Context: A previous study reported a gene x environment interaction in which a haplotype in the corticotropin-releasing hormone receptor 1 gene (CRHR1) was associated with protection against adult depressive symptoms in individuals who were maltreated as children (as assessed by the Childhood Trauma Questionnaire [CTQ]). Objective: To replicate the interaction between childhood maltreatment and a TAT haplotype formed by rs7209436, rs110402, and rs242924 in CRHR1, predicting adult depression. Design: Two prospective longitudinal cohort studies. Setting: England and New Zealand. Participants: Participants in the first sample were women in the E-Risk Study (N=1116), followed up to age 40 years with 96% retention.
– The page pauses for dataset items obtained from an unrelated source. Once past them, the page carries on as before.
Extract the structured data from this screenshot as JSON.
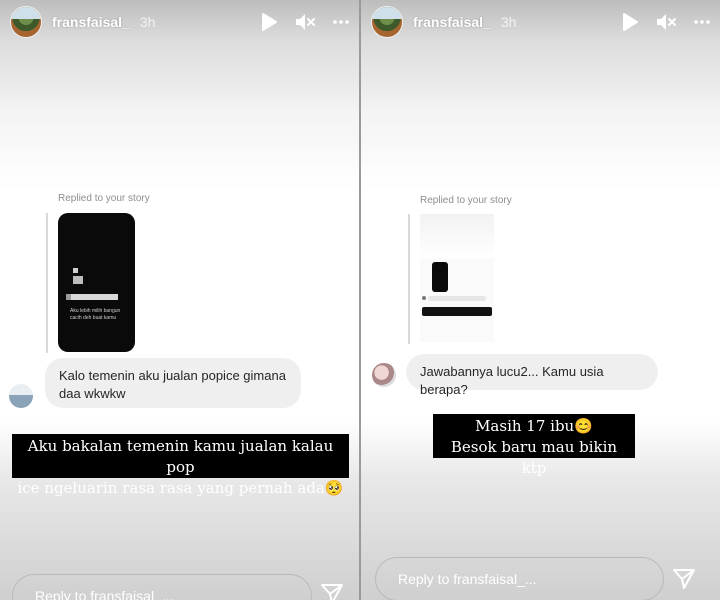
{
  "stories": [
    {
      "header": {
        "username": "fransfaisal_",
        "time": "3h"
      },
      "replied_label": "Replied to your story",
      "quoted_story_text": "Aku lebih milih bangun cacih deh buat kamu",
      "message": "Kalo temenin aku jualan popice gimana daa wkwkw",
      "caption_lines": [
        "Aku bakalan temenin kamu jualan kalau pop",
        "ice ngeluarin rasa rasa yang pernah ada🥺"
      ],
      "reply_placeholder": "Reply to fransfaisal_..."
    },
    {
      "header": {
        "username": "fransfaisal_",
        "time": "3h"
      },
      "replied_label": "Replied to your story",
      "message": "Jawabannya lucu2... Kamu usia berapa?",
      "caption_lines": [
        "Masih 17 ibu😊",
        "Besok baru mau bikin ktp"
      ],
      "reply_placeholder": "Reply to fransfaisal_..."
    }
  ],
  "icons": {
    "play": "play-icon",
    "mute": "mute-icon",
    "more": "more-icon",
    "send": "send-icon"
  }
}
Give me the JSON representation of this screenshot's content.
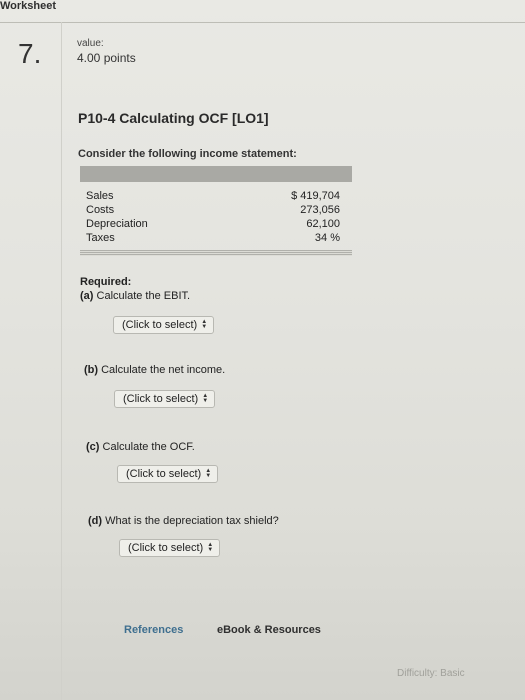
{
  "question": {
    "number": "7.",
    "value_label": "value:",
    "points": "4.00 points",
    "title": "P10-4 Calculating OCF [LO1]",
    "intro": "Consider the following income statement:"
  },
  "income_statement": [
    {
      "label": "Sales",
      "value": "$ 419,704"
    },
    {
      "label": "Costs",
      "value": "273,056"
    },
    {
      "label": "Depreciation",
      "value": "62,100"
    },
    {
      "label": "Taxes",
      "value": "34 %"
    }
  ],
  "required_label": "Required:",
  "parts": [
    {
      "letter": "(a)",
      "text": "Calculate the EBIT.",
      "select": "(Click to select)"
    },
    {
      "letter": "(b)",
      "text": "Calculate the net income.",
      "select": "(Click to select)"
    },
    {
      "letter": "(c)",
      "text": "Calculate the OCF.",
      "select": "(Click to select)"
    },
    {
      "letter": "(d)",
      "text": "What is the depreciation tax shield?",
      "select": "(Click to select)"
    }
  ],
  "footer": {
    "references": "References",
    "ebook": "eBook & Resources",
    "worksheet": "Worksheet",
    "difficulty": "Difficulty: Basic"
  },
  "icons": {
    "select_arrows": "up-down-arrows-icon"
  }
}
Participants in the second sample were men and women in the Dunedin Study (N=1037), followed up to age 32 years with 96% retention. Main Outcome Measure: Research diagnoses of past-year and recurrent major depressive disorder. Results: In the E-Risk Study, the TAT haplotype was associated with a significant protective effect. In this effect, women who reported childhood maltreatment on the CTQ were protected against depression. In the Dunedin Study, which used a different type of measure of maltreatment, this finding was not replicated. Conclusions: A haplotype in CRHR1 has been suggested to exert a protective effect against adult depression among research participants who reported maltreatment on the CTQ, a measure that elicits emotional memories. This suggests the hypothesis that CRHR1's protective effect may relate to its function in the consolidation of memories of emotionally arousing experiences.